« Produire et acheter Français » : voilà le mot d’ordre à la mode chez tous les candidats à la présidentielle.

Oui avec quelques variations plus ou moins cocardières, c’est vrai que l’ensemble des partis politiques (à l’exception notable des écologistes, derniers internationalistes) cèdent au patriotisme économique. Quand, François Bayrou, centriste, héritier naturel des fondateurs de l’Union européenne, lui-même, affirme qu’il faut acheter français, c’est un signe des temps et c’est d’abord l’un des signes de l’échec de l’Europe. Les produits allemands, italiens ou espagnols, sont donc, pour nous, des produits étrangers. Le « made in Europe » n’existe pas dans nos esprits.

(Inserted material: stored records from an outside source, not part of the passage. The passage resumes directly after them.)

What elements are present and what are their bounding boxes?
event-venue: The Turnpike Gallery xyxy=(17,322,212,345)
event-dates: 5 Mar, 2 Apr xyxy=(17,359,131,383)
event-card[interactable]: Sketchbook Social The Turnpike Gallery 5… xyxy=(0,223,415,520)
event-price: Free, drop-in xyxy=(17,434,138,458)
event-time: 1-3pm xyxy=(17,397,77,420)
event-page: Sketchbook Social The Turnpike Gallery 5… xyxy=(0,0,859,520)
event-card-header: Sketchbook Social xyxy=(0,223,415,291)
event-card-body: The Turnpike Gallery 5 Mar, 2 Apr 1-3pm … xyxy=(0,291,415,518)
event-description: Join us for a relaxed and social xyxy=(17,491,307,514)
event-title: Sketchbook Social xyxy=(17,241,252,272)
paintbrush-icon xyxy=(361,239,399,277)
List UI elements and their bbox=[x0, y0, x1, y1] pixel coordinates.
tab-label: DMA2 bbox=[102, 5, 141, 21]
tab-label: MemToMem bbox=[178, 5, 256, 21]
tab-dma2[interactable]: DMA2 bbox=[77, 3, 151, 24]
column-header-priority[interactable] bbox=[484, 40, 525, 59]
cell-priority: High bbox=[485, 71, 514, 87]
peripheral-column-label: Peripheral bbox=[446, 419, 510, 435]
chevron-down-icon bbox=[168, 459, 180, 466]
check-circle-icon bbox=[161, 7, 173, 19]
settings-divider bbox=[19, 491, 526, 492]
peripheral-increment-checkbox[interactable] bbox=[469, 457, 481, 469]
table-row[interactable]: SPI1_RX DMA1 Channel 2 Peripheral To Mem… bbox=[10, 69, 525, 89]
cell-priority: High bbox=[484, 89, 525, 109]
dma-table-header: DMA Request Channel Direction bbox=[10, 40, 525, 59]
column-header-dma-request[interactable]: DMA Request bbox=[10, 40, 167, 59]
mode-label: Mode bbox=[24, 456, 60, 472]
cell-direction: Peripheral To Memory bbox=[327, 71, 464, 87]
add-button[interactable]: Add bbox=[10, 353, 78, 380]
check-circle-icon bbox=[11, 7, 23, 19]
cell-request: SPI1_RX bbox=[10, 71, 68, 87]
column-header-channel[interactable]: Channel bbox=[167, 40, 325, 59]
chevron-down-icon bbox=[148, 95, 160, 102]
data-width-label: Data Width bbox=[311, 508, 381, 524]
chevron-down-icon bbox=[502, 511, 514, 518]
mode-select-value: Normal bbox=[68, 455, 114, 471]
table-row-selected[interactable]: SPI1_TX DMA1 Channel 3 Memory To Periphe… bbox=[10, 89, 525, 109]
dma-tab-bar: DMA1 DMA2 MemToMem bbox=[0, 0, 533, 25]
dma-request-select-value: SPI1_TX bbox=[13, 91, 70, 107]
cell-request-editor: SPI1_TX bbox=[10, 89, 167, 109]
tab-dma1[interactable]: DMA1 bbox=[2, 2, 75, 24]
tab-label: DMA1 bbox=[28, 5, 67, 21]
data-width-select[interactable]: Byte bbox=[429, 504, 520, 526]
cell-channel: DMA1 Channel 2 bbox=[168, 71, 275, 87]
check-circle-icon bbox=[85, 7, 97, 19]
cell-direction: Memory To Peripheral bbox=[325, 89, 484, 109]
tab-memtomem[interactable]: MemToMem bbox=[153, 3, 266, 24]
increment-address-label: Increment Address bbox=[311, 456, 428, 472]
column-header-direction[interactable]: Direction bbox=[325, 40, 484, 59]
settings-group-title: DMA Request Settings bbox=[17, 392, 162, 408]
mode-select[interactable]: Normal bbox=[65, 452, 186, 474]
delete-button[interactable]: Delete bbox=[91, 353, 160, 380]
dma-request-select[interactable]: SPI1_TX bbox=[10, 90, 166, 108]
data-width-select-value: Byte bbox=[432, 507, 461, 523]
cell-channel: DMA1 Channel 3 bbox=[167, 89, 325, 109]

Vous remarquerez que nos candidats n’aiment rien tant que d’organiser des visites d’usines françaises. On valorise l’industrie nationale. Le nationalisme économique va avec l’industrialisme… François Hollande et Nicolas Sarkozy, en particulier, ne vont jamais se faire filmer dans un centre d’appel ou dans l’open space d’une compagnie d’assurance…. Ils adorent mettre des blouses blanches et des charlottes sur la tête dans les ateliers de fabrication de produits de hautes-technologies, des casques de chantier et des gilets jaunes dans les usines de constructions lourdes et « made in France ». Ils adoptent tous les deux la même scénographie, importée de la première campagne de George Bush en 2000 : debout, le micro à la main, au milieu d’ouvriers, de techniciens et d’ingénieurs réunis entre les machines au cœur d’un atelier. Ils sont filmés de l’extérieur du cercle. Le candidat ou le président-candidat parle dans une posture de chef d’équipe, ou à la façon d’un syndicaliste. On doit sentir qu’il est de ce monde, ce monde de la production, de l’industrie, qu’il est avec eux, prêt à faire tomber, pour eux, les barrières de l’exportation et en même temps, capable de dresser des remparts contres les importations. Ça parait impossible mais c’est pour ça que c’est beau !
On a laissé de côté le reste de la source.